Following the news that several Global book publishing houses and an international scouting agency have warned their staff of a flurry on phishing emails that seek authors’ and phishers’ sensitive information, including book manuscripts.

Dr Guy Bunker, SVP of Products at Clearswift:

Guy BunkerPhishers are now targeting book publishers because it is just another way to make money from stealing access. It might be to threaten leaked information (from a bestselling author) and holding them to ransom. It might be to sell the manuscript to another publisher in a different part of the world. It can even be used as a next stage phishing campaign for fans of the book – ‘preorder with credit card details and receive the rest of the first chapter’. Of course, if the information the cyber criminals can get includes the author’s personal details then this too is useful, either to go after the author or impersonate them. For example,  for those who have published books, there could be a request to change the account where royalty payments are made.

 It is difficult for the user to prevent themselves from becoming a victim as they are not at fault by letting their information fall into unauthorised hands. However, they should remain vigilant for abnormal activity on their accounts – just in case they become compromised. As with any service an individual signs up for, it is worth ensuring that the service provider (book publisher in this case) has good information protection policies and procedures in place.

 In this case the phishing is primarily through impersonation or Business Email compromise (BEC). Education / Awareness is key to employees understanding the risk being faced. Organisations need to have a process in place so employees know who to go to should they suspect a phishing attack or believe they have fallen for such an attack. Finally, organisations should consider technology to enforce polices and processes and to keep the employees safe. From an email perspective this could be to ensure that an email security gateway is used which has specific features to prevent phishing and BEC. For example all external emails could be annotated with the fact that they are coming from external sources – or they could be quarantined if the displayed senders address is different from the one actually being used by the system (under the covers.) Additional rules can be set up to highlight email which is supposedly coming from authors / executives but which is not using their usual email address.
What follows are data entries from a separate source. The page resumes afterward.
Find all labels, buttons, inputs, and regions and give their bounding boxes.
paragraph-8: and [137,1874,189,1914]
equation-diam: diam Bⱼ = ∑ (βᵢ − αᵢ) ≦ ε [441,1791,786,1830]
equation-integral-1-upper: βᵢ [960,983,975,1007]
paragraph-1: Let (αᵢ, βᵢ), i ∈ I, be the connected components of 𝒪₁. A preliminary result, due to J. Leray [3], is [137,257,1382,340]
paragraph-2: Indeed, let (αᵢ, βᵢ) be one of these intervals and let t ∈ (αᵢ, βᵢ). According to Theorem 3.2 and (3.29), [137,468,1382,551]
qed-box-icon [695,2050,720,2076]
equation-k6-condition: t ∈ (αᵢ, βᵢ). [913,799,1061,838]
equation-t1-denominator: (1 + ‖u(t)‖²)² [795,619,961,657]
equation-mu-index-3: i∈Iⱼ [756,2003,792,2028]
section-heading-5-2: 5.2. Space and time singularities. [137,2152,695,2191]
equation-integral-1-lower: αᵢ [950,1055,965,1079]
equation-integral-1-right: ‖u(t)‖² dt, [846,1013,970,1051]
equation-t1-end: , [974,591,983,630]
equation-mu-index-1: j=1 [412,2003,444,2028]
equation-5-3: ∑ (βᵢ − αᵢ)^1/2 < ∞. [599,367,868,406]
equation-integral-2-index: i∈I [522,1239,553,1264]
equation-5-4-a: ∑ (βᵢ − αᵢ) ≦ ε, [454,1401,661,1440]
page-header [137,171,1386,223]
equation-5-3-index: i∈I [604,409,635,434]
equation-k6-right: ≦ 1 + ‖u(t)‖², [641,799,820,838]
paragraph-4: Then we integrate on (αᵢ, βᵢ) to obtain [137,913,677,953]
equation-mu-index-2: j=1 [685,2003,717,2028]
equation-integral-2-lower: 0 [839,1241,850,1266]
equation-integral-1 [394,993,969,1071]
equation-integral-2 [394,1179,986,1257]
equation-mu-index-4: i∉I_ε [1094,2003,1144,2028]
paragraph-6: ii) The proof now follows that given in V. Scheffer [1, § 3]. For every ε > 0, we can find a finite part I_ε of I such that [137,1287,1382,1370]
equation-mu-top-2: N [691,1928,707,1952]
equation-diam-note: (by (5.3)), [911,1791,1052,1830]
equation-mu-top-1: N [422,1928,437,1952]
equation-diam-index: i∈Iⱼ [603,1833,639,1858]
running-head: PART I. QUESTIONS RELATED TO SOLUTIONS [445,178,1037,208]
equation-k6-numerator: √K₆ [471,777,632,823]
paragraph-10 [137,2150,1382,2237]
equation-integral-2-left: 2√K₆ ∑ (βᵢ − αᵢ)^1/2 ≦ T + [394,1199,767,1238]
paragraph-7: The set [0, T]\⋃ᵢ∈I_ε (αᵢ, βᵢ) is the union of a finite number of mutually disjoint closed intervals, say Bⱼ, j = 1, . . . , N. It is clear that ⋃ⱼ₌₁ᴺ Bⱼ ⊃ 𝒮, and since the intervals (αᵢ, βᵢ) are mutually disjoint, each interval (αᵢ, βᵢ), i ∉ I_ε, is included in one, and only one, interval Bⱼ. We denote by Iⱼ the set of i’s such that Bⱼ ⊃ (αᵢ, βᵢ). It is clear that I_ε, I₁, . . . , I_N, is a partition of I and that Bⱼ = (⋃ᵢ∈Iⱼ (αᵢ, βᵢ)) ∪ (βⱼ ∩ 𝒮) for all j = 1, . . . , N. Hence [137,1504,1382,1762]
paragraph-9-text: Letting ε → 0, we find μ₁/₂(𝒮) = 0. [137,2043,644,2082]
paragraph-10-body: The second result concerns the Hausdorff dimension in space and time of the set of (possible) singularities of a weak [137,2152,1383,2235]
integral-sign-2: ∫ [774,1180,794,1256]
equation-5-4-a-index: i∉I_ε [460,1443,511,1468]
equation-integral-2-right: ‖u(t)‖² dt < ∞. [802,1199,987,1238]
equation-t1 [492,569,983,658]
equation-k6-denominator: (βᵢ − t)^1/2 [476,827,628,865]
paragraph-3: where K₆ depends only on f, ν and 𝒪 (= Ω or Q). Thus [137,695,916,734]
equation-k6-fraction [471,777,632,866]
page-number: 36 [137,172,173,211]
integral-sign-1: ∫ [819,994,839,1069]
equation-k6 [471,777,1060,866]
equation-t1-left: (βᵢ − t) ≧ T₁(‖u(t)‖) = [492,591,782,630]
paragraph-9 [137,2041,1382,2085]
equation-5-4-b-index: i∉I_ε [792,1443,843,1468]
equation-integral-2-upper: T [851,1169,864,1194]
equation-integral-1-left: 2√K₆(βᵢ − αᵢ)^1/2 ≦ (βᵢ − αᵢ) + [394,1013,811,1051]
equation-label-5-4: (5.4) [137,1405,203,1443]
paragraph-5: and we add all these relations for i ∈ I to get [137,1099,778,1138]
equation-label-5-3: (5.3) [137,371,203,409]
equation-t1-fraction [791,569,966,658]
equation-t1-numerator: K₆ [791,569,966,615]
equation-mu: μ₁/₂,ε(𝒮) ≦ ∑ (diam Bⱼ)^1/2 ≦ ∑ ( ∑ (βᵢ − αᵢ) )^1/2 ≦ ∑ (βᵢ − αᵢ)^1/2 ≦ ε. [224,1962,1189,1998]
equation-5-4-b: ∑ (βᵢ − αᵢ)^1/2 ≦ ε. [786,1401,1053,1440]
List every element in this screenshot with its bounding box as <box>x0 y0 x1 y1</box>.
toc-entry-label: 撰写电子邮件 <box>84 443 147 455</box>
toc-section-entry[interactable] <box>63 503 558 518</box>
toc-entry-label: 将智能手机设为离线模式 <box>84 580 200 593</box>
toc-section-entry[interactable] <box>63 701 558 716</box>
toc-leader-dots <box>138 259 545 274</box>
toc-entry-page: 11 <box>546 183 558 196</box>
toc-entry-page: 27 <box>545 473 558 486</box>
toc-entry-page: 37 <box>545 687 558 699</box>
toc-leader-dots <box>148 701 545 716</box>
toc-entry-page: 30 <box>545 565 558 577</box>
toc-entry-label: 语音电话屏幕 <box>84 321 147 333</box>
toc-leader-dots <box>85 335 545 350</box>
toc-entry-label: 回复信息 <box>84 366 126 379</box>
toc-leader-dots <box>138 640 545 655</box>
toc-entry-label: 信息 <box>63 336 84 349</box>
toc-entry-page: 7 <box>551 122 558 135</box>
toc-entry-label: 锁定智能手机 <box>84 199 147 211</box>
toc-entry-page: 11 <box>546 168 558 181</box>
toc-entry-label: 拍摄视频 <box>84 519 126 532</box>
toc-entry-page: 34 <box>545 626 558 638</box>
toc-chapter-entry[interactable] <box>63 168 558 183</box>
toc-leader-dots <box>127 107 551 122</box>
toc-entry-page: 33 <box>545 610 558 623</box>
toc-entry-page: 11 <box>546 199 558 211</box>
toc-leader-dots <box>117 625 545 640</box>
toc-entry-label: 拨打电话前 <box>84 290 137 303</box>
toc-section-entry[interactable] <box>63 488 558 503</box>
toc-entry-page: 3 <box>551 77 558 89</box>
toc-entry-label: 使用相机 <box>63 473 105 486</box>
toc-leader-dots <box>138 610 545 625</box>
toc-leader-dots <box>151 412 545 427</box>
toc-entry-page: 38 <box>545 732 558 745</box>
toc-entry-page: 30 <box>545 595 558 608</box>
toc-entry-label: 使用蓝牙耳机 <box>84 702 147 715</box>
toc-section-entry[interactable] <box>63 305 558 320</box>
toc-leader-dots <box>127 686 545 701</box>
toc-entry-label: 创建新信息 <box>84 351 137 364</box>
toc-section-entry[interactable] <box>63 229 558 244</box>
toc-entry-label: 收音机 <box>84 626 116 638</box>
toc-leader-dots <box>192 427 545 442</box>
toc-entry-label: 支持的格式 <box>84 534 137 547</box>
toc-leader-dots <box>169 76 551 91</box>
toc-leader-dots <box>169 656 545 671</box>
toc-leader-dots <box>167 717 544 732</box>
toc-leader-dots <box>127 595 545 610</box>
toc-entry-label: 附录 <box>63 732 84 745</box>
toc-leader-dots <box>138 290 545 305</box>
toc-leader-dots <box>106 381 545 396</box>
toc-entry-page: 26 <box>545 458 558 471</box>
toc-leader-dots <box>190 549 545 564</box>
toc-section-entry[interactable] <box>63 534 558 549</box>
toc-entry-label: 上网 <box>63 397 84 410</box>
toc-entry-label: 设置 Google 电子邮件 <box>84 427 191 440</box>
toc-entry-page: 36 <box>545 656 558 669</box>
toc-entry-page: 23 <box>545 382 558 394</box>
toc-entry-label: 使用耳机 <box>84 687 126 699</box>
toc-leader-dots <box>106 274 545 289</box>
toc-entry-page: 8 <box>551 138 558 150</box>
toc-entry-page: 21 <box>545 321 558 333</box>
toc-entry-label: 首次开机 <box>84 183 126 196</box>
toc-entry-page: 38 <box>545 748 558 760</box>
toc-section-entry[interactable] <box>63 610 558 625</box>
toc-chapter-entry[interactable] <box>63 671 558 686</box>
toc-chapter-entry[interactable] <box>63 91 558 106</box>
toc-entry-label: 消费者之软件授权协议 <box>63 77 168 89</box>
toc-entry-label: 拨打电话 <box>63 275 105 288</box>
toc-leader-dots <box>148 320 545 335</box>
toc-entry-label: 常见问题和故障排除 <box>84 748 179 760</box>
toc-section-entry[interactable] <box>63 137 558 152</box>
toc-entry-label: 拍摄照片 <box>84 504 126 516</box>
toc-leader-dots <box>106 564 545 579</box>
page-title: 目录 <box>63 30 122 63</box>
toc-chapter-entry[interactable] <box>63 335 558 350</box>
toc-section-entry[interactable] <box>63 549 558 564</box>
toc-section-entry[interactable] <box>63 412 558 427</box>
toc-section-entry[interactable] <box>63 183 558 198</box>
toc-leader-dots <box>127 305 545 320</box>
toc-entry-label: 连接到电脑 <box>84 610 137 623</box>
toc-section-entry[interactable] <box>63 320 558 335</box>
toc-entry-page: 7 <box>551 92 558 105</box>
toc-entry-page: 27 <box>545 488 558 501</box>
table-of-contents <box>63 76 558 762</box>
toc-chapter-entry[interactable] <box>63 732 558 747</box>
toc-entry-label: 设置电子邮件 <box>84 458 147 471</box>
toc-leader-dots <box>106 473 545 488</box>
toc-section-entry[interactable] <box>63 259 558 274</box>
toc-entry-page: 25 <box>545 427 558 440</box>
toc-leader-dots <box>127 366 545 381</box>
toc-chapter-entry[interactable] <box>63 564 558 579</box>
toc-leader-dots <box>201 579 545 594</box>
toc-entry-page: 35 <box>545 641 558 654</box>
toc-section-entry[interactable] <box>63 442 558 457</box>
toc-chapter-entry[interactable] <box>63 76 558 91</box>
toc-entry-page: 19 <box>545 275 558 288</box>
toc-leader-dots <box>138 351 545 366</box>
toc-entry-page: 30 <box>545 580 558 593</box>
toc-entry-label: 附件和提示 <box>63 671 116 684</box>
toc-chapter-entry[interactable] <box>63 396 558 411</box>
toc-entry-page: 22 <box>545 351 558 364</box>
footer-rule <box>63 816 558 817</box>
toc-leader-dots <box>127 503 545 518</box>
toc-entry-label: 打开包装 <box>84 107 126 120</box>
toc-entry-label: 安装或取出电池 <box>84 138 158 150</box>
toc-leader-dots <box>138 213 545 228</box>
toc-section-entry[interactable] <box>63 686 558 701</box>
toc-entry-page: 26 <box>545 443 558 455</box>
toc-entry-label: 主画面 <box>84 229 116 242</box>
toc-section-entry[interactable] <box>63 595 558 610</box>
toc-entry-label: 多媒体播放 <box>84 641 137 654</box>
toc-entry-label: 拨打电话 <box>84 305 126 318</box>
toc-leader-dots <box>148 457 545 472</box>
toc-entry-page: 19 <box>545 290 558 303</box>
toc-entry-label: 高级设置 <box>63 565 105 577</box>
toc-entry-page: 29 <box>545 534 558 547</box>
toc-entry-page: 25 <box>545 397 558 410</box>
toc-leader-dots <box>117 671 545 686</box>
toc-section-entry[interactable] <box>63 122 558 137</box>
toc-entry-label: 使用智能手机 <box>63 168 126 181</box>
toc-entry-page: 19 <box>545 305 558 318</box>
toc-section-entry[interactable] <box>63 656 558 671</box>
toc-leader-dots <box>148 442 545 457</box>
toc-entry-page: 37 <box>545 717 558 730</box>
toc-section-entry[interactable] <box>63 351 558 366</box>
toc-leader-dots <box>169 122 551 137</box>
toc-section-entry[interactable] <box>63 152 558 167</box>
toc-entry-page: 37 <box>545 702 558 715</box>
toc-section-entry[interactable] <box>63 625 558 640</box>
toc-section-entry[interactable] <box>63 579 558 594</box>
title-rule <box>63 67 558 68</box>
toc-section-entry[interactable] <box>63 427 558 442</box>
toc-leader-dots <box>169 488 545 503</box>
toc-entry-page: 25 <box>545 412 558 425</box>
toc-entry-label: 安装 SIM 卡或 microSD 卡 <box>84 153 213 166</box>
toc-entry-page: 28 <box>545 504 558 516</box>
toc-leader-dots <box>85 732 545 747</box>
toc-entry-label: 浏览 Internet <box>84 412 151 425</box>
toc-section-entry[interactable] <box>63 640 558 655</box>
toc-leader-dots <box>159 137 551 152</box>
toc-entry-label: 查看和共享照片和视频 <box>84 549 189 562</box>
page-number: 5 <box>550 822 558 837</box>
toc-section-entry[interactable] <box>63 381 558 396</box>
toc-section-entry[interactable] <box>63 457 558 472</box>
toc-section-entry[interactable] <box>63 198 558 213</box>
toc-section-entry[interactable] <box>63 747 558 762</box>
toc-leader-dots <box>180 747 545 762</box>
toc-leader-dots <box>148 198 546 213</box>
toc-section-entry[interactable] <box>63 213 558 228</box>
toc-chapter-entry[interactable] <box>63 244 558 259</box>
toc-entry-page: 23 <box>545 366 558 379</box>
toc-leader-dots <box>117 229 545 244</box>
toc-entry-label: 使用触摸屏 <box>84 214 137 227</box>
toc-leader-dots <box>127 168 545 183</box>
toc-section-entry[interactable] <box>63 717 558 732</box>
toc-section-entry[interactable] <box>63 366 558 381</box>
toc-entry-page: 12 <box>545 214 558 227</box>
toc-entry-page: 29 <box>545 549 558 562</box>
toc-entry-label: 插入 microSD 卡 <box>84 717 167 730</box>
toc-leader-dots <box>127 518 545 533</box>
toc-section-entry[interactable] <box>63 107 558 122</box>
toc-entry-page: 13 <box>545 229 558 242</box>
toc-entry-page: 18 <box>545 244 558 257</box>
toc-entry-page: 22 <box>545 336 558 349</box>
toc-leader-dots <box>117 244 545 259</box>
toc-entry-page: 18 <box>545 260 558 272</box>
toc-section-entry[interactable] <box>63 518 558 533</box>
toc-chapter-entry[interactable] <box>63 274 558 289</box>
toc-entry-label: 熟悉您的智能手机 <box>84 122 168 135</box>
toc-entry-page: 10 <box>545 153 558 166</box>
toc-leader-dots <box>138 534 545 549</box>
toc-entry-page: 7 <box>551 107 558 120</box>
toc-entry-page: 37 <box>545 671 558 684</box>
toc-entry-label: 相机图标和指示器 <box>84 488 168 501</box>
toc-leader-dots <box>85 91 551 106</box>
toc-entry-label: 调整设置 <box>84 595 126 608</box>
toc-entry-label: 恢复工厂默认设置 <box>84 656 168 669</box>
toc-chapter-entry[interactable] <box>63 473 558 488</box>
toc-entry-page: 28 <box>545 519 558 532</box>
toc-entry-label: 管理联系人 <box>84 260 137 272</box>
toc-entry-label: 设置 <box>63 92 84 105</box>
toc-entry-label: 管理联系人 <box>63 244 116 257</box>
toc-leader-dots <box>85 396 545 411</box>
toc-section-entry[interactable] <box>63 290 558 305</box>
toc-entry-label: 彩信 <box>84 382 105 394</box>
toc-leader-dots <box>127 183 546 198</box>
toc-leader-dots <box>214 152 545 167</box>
Phishing and the more directed whaling, minnowing and spear phishing is still rife. BEC is rapidly growing and more ‘successful’ in terms of fraud than ransomware. While phishing has been around for a relatively long time, it is become more sophisticated and organizations need to be more proactive to detect and prevent it from having an impact on their businesses. In a world where GDPR is now enforceable, a simple phishing attack could result in the exposure of personal details which in turn could result in a substantial fine, 20MEUR or 4% of global turnover. Putting in place a solution to mitigate the risk from phishing / BEC is just as important, or even more important, than ever. For those with email security gateways, ensure that all the anti-phishing features are enabled, including functionality like SPF,  DKIM and DMARC. As with all cyber-criminal activity there is no ‘safe’ industry or organization size – everyone is a target.”